Manga-News: Bonjour M. Shinkai ! Pour cette interview, nous allons évidemment nous concentrer sur votre dernier long-métrage, Voyage vers Agartha. Pour commencer, comment vous-est venu l’idée pour ce film ?
Makoto Shinkai : Quand j’étais petit, j’ai emprunté à la bibliothèque un livre qui m’a énormément marqué, Togohoshio Sayonara. C’est l’histoire d’un collégien qui se retrouve un jour à voyager dans un monde imaginaire, qui s’appelle Agharta. Certes, mon film Voyage vers Agharta montre un cheminement totalement différent, mais c’est en tout cas ce livre qui m’a beaucoup inspiré pour faire ce film. En fait, l’auteur du livre est décédé des suites d’un cancer avant qu’il ne puisse terminer son histoire complètement. Elle a malgré tout été publiée, et donc le livre se termine de manière un peu abrupte. J’étais très jeune à l’époque, et c’était la première fois que j’ai un peu ressenti ce que « mourir » signifiait. Évidemment, ce n’était pas quelqu’un que je connaissais, je n’avais aucun lien avec l’auteur, mais c’était la première fois que j’ai réellement réfléchi à ce qu’était la mort. Je me suis ainsi beaucoup interrogé sur la façon dont l’histoire du livre aurait pu se terminer.

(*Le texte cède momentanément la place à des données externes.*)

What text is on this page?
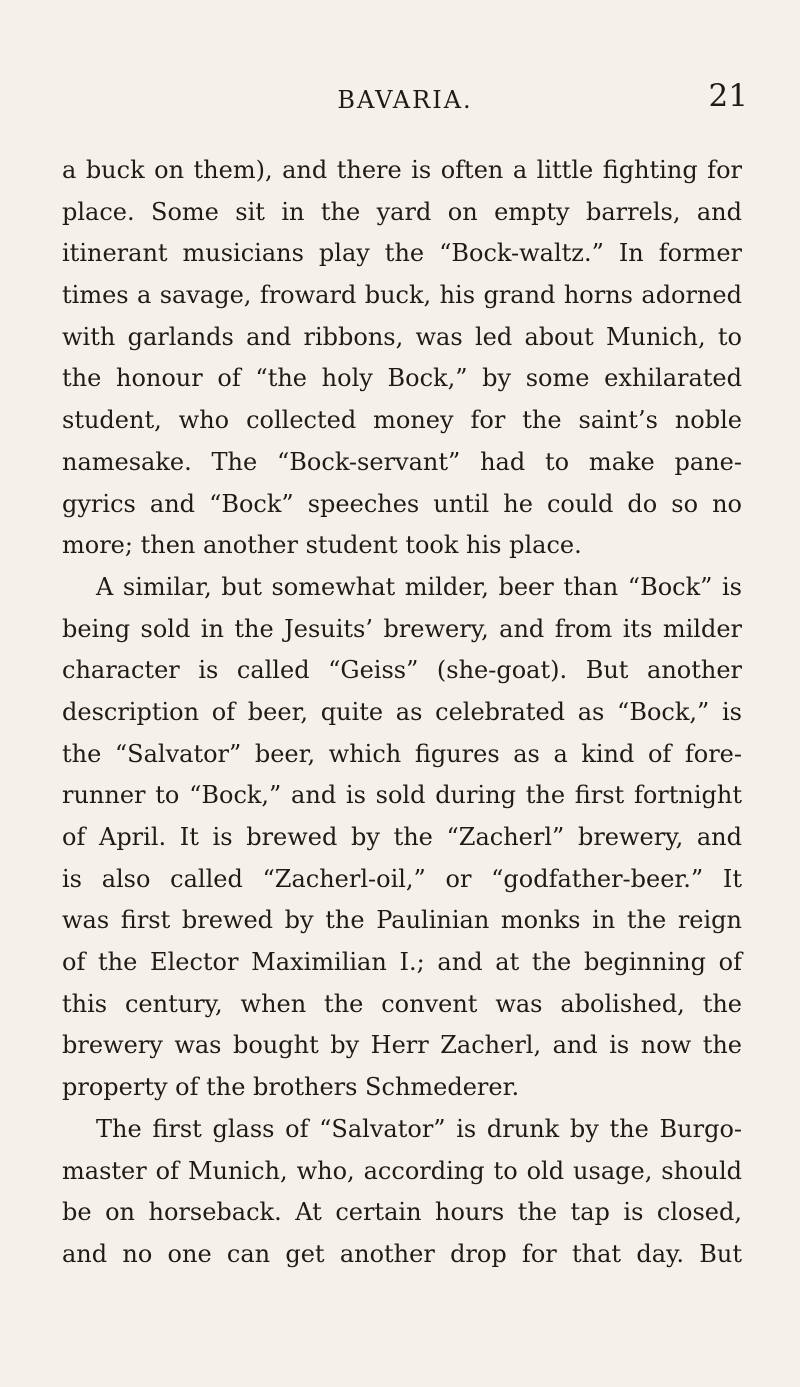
BAVARIA.	21
a buck on them), and there is often a little fighting for
place. Some sit in the yard on empty barrels, and
itinerant musicians play the “Bock-waltz.” In former
times a savage, froward buck, his grand horns adorned
with garlands and ribbons, was led about Munich, to
the honour of “the holy Bock,” by some exhilarated
student, who collected money for the saint’s noble
namesake. The “Bock-servant” had to make pane-
gyrics and “Bock” speeches until he could do so no
more; then another student took his place.
A similar, but somewhat milder, beer than “Bock” is
being sold in the Jesuits’ brewery, and from its milder
character is called “Geiss” (she-goat). But another
description of beer, quite as celebrated as “Bock,” is
the “Salvator” beer, which figures as a kind of fore-
runner to “Bock,” and is sold during the first fortnight
of April. It is brewed by the “Zacherl” brewery, and
is also called “Zacherl-oil,” or “godfather-beer.” It
was first brewed by the Paulinian monks in the reign
of the Elector Maximilian I.; and at the beginning of
this century, when the convent was abolished, the
brewery was bought by Herr Zacherl, and is now the
property of the brothers Schmederer.
The first glass of “Salvator” is drunk by the Burgo-
master of Munich, who, according to old usage, should
be on horseback. At certain hours the tap is closed,
and no one can get another drop for that day. But
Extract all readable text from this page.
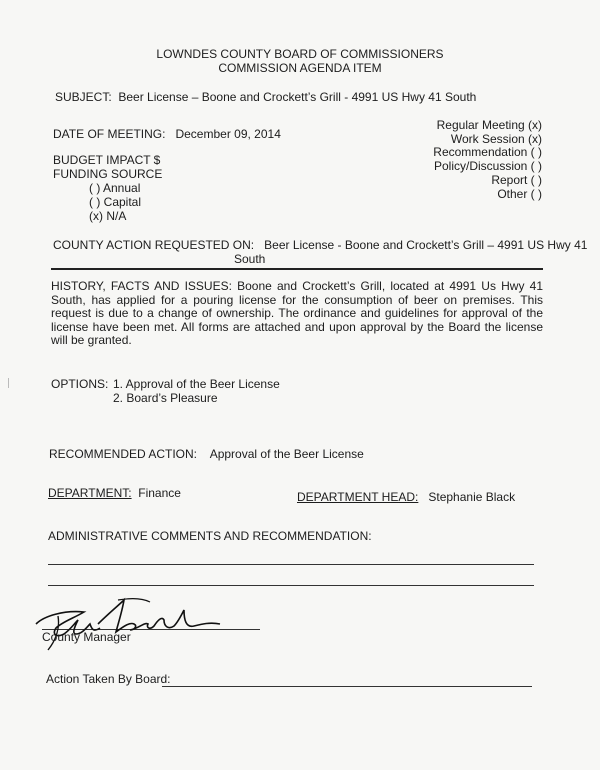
LOWNDES COUNTY BOARD OF COMMISSIONERS
COMMISSION AGENDA ITEM
SUBJECT: Beer License – Boone and Crockett’s Grill - 4991 US Hwy 41 South
DATE OF MEETING: December 09, 2014
Regular Meeting (x)
Work Session (x)
Recommendation ( )
Policy/Discussion ( )
Report ( )
Other ( )
BUDGET IMPACT $
FUNDING SOURCE
( ) Annual
( ) Capital
(x) N/A
COUNTY ACTION REQUESTED ON: Beer License - Boone and Crockett’s Grill – 4991 US Hwy 41
South
HISTORY, FACTS AND ISSUES: Boone and Crockett’s Grill, located at 4991 Us Hwy 41 South, has applied for a pouring license for the consumption of beer on premises. This request is due to a change of ownership. The ordinance and guidelines for approval of the license have been met. All forms are attached and upon approval by the Board the license will be granted.
OPTIONS: 1. Approval of the Beer License
2. Board’s Pleasure
RECOMMENDED ACTION: Approval of the Beer License
DEPARTMENT: Finance	DEPARTMENT HEAD: Stephanie Black
ADMINISTRATIVE COMMENTS AND RECOMMENDATION:
County Manager
Action Taken By Board:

C’est ainsi que pour faire ce film, en pensant aux thèmes, j’ai voulu faire un long-métrage différent de mes précédentes productions, et j’ai beaucoup pensé à ce que j’ai ressenti à l’époque de ce livre, et c’est ce qui m’a donné envie de faire ce film.
     
  
  
Bien qu’on reconnaisse immédiatement votre style dans Voyage vers Agharta, certaines personnes ont comparé votre dernière production à celle du studio Ghibli au niveau des images, et notamment aux films de Hayao Miyazaki. On sait que vous aimez beaucoup les œuvres de M. Miyazaki. Qu’est-ce qui vous attire particulièrement dans les œuvres de Ghibli ?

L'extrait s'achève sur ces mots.